The week-long intensive training for the performance was led by theatre director and drama lecturer Dr Liam Jarvis and guest practitioner and sound designer, Tom Wilson.

Dr Jarvis said: “The results from our students were characteristically bold, innovative and creatively risk-taking, exploring digital binaural and ambisonic technologies in performance in an R&D that is the first of its kind in Higher Education in the UK.”

Dr Jarvis recently contributed a chapter on his work with darkness and multi-sensory performance to a new co-edited book called Theatre in the Dark: Shadow, Gloom and Blackout in Contemporary Theatre (2017).

The new intensive weeks of assessed practical theatre-making aim to give Drama students the chance to learn new skills and to work with a range of theatre professionals from all areas of the industry. 

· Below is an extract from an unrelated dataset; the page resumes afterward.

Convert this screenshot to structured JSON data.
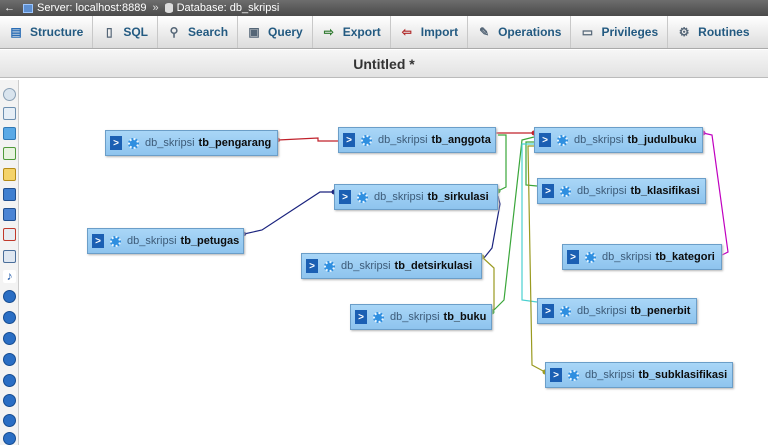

Next week the first year drama students will be working with director Gari Jones (previously a staff director at the National Theatre and long-term collaborator of Nobel prize winning playwright Harold Pinter during his lifetime) on a range of plays which including Waiting for Godot, Hamlet and the rarely performed, early feminist drama Alan’s Wife with scenes performed in the Lakeside Studio on Friday 8 June.